Check that the build order is correct:

npm run prepare:package 2>&1 | grep "Building"

# Should see output indicating:
# 1️⃣ Building all subpackages...
# ✓ Subpackages built
# 2️⃣ Building main package...
# ✓ Main package built
# 3️⃣ Preparing precompiled binaries...

Manual Verification

If you need to manually verify that subpackages are up-to-date:

# 1. Check subpackage build time
ls -la packages/core/dist/
ls -la packages/cli/dist/

# 2. Check main package build time
ls -la bundle/

# bundle/ modification time should be later than packages/*/dist/

🤝 Contributing

We welcome contributions!
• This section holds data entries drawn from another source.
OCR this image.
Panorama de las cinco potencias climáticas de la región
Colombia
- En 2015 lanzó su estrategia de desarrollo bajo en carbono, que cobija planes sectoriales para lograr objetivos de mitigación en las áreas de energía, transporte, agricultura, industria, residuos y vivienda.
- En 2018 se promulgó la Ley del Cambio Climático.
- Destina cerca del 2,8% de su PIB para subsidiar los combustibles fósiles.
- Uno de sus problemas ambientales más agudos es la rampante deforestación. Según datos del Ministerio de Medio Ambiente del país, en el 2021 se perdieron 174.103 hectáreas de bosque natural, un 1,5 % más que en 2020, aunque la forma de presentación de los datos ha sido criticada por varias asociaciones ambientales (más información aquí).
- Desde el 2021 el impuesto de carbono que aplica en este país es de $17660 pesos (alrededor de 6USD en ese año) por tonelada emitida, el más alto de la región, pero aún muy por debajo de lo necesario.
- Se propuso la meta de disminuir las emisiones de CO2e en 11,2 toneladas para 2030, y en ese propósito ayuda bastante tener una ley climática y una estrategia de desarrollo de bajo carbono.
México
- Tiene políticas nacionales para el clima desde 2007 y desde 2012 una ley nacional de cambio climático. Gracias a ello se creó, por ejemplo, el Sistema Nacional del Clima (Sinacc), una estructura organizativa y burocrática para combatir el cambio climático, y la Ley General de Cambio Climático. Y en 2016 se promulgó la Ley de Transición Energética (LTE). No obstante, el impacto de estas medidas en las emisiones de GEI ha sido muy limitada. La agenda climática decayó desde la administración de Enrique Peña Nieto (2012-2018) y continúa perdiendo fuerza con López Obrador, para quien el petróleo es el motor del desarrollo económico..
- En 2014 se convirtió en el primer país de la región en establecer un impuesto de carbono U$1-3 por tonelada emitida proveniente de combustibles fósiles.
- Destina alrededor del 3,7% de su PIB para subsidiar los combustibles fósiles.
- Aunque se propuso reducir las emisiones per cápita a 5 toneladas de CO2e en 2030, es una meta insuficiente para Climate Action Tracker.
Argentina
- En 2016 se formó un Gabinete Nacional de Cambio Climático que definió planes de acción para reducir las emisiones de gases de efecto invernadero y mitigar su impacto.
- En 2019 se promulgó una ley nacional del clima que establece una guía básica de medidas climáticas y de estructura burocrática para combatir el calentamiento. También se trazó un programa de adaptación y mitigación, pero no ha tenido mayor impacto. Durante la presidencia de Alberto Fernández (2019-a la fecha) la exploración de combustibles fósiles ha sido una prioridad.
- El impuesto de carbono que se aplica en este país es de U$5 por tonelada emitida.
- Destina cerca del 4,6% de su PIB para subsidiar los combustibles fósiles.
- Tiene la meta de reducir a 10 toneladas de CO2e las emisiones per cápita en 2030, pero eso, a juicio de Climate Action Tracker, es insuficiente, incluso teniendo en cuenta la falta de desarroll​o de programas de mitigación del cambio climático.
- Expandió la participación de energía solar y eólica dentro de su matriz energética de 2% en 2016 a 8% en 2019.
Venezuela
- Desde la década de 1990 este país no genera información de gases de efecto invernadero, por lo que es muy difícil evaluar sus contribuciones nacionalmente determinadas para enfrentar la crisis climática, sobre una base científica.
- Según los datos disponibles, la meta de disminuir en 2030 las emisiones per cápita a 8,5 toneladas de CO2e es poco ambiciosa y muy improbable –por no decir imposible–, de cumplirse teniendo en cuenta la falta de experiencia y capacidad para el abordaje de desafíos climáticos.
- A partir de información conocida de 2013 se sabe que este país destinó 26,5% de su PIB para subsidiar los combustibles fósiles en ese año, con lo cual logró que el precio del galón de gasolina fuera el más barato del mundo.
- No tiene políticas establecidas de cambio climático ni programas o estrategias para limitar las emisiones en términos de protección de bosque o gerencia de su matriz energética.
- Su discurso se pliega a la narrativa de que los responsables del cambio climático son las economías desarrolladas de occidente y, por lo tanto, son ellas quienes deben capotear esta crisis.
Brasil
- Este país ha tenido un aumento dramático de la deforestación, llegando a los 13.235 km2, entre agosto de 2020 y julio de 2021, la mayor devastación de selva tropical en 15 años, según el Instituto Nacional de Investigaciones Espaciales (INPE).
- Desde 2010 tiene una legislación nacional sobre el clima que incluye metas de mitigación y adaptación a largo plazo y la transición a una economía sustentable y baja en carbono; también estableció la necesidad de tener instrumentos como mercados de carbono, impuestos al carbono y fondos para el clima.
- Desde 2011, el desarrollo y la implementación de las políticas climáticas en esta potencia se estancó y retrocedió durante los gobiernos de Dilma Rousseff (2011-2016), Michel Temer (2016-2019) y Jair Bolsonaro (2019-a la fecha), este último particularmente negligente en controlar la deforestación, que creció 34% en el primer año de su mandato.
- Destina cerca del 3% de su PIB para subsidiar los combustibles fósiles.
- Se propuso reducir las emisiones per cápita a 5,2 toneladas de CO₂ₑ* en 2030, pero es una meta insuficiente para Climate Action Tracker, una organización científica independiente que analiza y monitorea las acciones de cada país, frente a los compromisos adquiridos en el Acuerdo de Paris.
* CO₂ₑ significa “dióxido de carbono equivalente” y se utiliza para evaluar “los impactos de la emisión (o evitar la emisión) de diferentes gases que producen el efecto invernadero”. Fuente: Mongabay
CoStrict CLI is fully open source (Apache 2.0), and we encourage the community to:

  • Report bugs and suggest features.
  • Improve documentation.
  • Submit code improvements.
  • Share your MCP servers and extensions.

See our Contributing Guide for development setup, coding standards, and how to submit pull requests.

📖 Resources

Uninstall

See the Uninstall Guide for removal instructions.

📂 Configuration File Locations

CoStrict CLI stores its configuration and data in the following locations:

| Type | Location | Description | | ------------------- | --------------------------------- | ------------------------------------------------------- | | Settings | ~/.costrict/settings.json | Main configuration file (auth, custom LLM, preferences) | | Cache | ~/.costrict/cache/ | Token cache and temporary data | | Checkpoints | ~/.costrict/checkpoints/ | Saved conversation sessions | | MCP Config | ~/.costrict/settings.json | MCP server configurations (in settings file) | | Debug Logs | Set via COSTRICT_DEBUG_LOG_FILE | Development and troubleshooting logs | | Project Context | ./COSTRICT.md | Per-project instructions (in your project root) |

Example settings.json

{
  "authMethod": "oauth",
  "useCustomLLM": false,
  "customLLM": {
    "apiKey": "",
    "endpoint": "https://api.openai.com/v1",
    "modelName": "gpt-4"
  },
  "telemetry": true,
  "mcpServers": {
    "github": {
      "command": "npx",
      "args": ["-y", "@modelcontextprotocol/server-github"]
    }
  }
}

Note: Environment variables (e.g., USE_CUSTOM_LLM, CUSTOM_LLM_API_KEY) take precedence over values in settings.json.